Japan is an unquestionably peculiar example. There are quite a few elements at stake when considering the debt pile Japan got itself into. Before we dive in, it’s important to point out that Japanese debt is considered a safe haven by investors, hence boasting a very low probability of debt default despite its massive debt load. This is reflected by the near-zero interest rate stamped on its debt securities such as bonds.

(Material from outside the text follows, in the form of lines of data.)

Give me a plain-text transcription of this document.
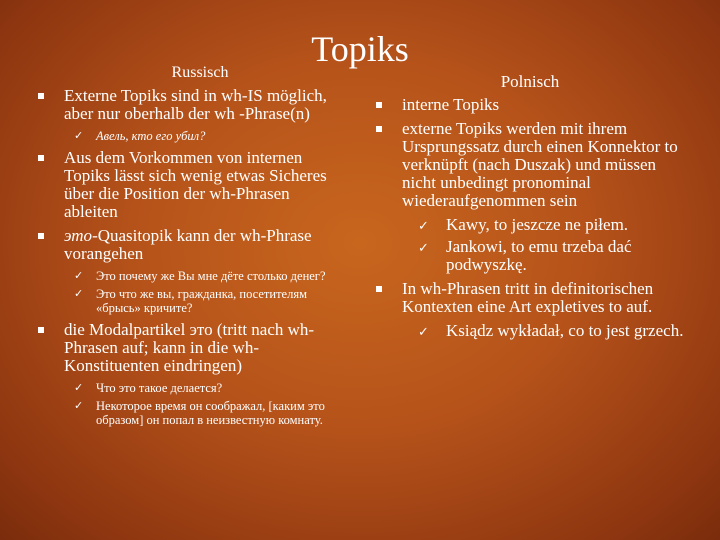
Topiks
Russisch
Externe Topiks sind in wh-IS möglich, aber nur oberhalb der wh -Phrase(n)
✓ Авель, кто его убил?
Aus dem Vorkommen von internen Topiks lässt sich wenig etwas Sicheres über die Position der wh-Phrasen ableiten
это-Quasitopik kann der wh-Phrase vorangehen
✓ Это почему же Вы мне дёте столько денег?
✓ Это что же вы, гражданка, посетителям «брысь» кричите?
die Modalpartikel это (tritt nach wh-Phrasen auf; kann in die wh-Konstituenten eindringen)
✓ Что это такое делается?
✓ Некоторое время он соображал, [каким это образом] он попал в неизвестную комнату.
Polnisch
interne Topiks
externe Topiks werden mit ihrem Ursprungssatz durch einen Konnektor to verknüpft (nach Duszak) und müssen nicht unbedingt pronominal wiederaufgenommen sein
✓ Kawy, to jeszcze ne piłem.
✓ Jankowi, to emu trzeba dać podwyszkę.
In wh-Phrasen tritt in definitorischen Kontexten eine Art expletives to auf.
✓ Ksiądz wykładał, co to jest grzech.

Judging by the information I pieced together from my readings, this is not the first time Japan sees monumental piles of debt. Actually, during WWII, Japanese debt reached roughly 260%. The post-war era saw currency devaluation and inflation take hold, therefore reducing national debt in real terms. Other issues such as the need to address various financial crises over the past 40 years determined Japan to bring liquidity into the economy by issuing bonds. This is arguably the reason for the massive debt increase.
What doesn’t help is the demographic timebomb the country is facing. Japan has one of the oldest populations in the world, which pushes healthcare and social security costs up, eating away the government’s annual budget. The work ethic there is fairly crazy too. The fact that they have a word for “death by work” says a lot. It is the same work ethic that drives people to mental health issues, indirectly inflicting suicide on the younger population. (Did I mention there are various sites in Japan know as places where suicides occur rather frequently?) Drifting away from the grim social situation Japan is facing, the country’s push for automation helps address the highly deflationary trend of the ageing population. Some of the most reputable robotics companies such as Fanuc, Yaskawa and Nidec are Japanese. Usually, clients include companies whose operations focus on manufacturing (particularly in the industrials sector). There are various interesting trends to examine in this area such as cobots, mechatronics, and the list goes on.
Zooming out from the microeconomic landscape, the advantage of Japan over other countries is that its debt is mainly (if not entirely) sourced internally and, hence, denominated in its national currency, the YEN. This means that its YEN-denominated debt doesn’t fluctuate as a result of currency exchange. To put this into perspective, Argentina has a meaningful amount of debt denominated in USD. Should the USD strengthen against the value of the Argentinian peso, the debt of Argentina would consequently increase in absolute terms, hence putting further pressure on its ability to meet its debt commitments.